I have a problem and a proposed solution. Please tell me if I'm correct.
Problem: Let $A$ be a square matrix. Show that if the system $AX=B$ has a unique solution for some particular column vector B, then it has a unique solution for all $B$.
Solution: If $AX=B$ has a unique solution for some column vector $B$, then $A$ in reduced row echelon form has a pivot in each column and $A$ can be reduced to $I_n$, for $A$,$\\ n \times n$. Since the number of equations = the number of unknowns, we will have column vector $(n \times 1)$ of $x_i$'s = column vector $n \times 1$ of $b_i$'s. Hence, varying $B$ is equivalent to varying $X$ and will create a new solution for every change made to $B$.
Thanks!
Best Answer
Hence, varying B is equivalent to varying X and will create a new solution for every change made to B.
This statement is not precise. There are several ways to fix it, depending on how much you know. Do you know what non-singular matrices are? Do you know that they are invertible and that if $A$ can be reduced to $I_n$ then it is nonsingular? If you know that $A$ is invertible then from $AX = B$ you can write $X = A^{-1}B$ so there is only one choice for $X$ no matter what $B$ is.

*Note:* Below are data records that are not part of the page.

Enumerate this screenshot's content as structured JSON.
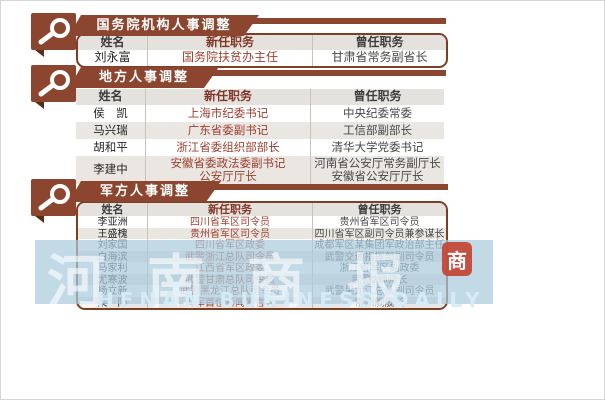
{
  "colors": {
    "banner": "#8c4630",
    "frame": "#7c3e24",
    "header_bg": "#e5e2de",
    "alt_row_bg": "#eae7e3",
    "new_position_text": "#9c4130",
    "watermark_band": "#aacbdc",
    "seal_red": "#c44534"
  },
  "icons": {
    "magnifier": "magnifier-icon",
    "seal": "seal-stamp"
  },
  "sections": [
    {
      "title": "国务院机构人事调整",
      "headers": [
        "姓名",
        "新任职务",
        "曾任职务"
      ],
      "rows": [
        {
          "name": "刘永富",
          "new": "国务院扶贫办主任",
          "old": "甘肃省常务副省长"
        }
      ]
    },
    {
      "title": "地方人事调整",
      "headers": [
        "姓名",
        "新任职务",
        "曾任职务"
      ],
      "rows": [
        {
          "name": "侯　凯",
          "new": "上海市纪委书记",
          "old": "中央纪委常委"
        },
        {
          "name": "马兴瑞",
          "new": "广东省委副书记",
          "old": "工信部副部长"
        },
        {
          "name": "胡和平",
          "new": "浙江省委组织部部长",
          "old": "清华大学党委书记"
        },
        {
          "name": "李建中",
          "new": "安徽省委政法委副书记\n公安厅厅长",
          "old": "河南省公安厅常务副厅长\n安徽省公安厅厅长"
        }
      ]
    },
    {
      "title": "军方人事调整",
      "headers": [
        "姓名",
        "新任职务",
        "曾任职务"
      ],
      "rows": [
        {
          "name": "李亚洲",
          "new": "四川省军区司令员",
          "old": "贵州省军区司令员"
        },
        {
          "name": "王盛槐",
          "new": "贵州省军区司令员",
          "old": "四川省军区副司令员兼参谋长"
        },
        {
          "name": "刘家国",
          "new": "四川省军区政委",
          "old": "成都军区某集团军政治部主任"
        },
        {
          "name": "白海滨",
          "new": "武警浙江总队司令员",
          "old": "武警交通指挥部副司令员"
        },
        {
          "name": "马家利",
          "new": "江西省军区政委",
          "old": "浙江省军区副政委"
        },
        {
          "name": "尤寒波",
          "new": "武警甘肃总队司令员",
          "old": "武警2师师长"
        },
        {
          "name": "杨立新",
          "new": "武警黑龙江总队司令员",
          "old": "武警黑龙江总队副司令员"
        },
        {
          "name": "梁　阳",
          "new": "海军首位新闻发言人",
          "old": "常州舰舰长"
        }
      ]
    }
  ],
  "watermark": {
    "cn": "河南商报",
    "en": "HENAN BUSINESS DAILY",
    "seal": "商"
  }
}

Another way of seeing that the solution is unique (that doesn't use non-singularity explicitly) is the following. As $A$ reduces to $I_n$, when you reduce the augmented matrix $[A \ | \ B]$ do any of the choices you make depend on $B$? Try arguing that no matter what that last column is, reducing the augmented matrix will always yield something with a pivot in each of the first $n$ columns. Thus there will be no independent variables in your solution. I suspect that this is what you had in mind with what you wrote, but you should explain it a little further.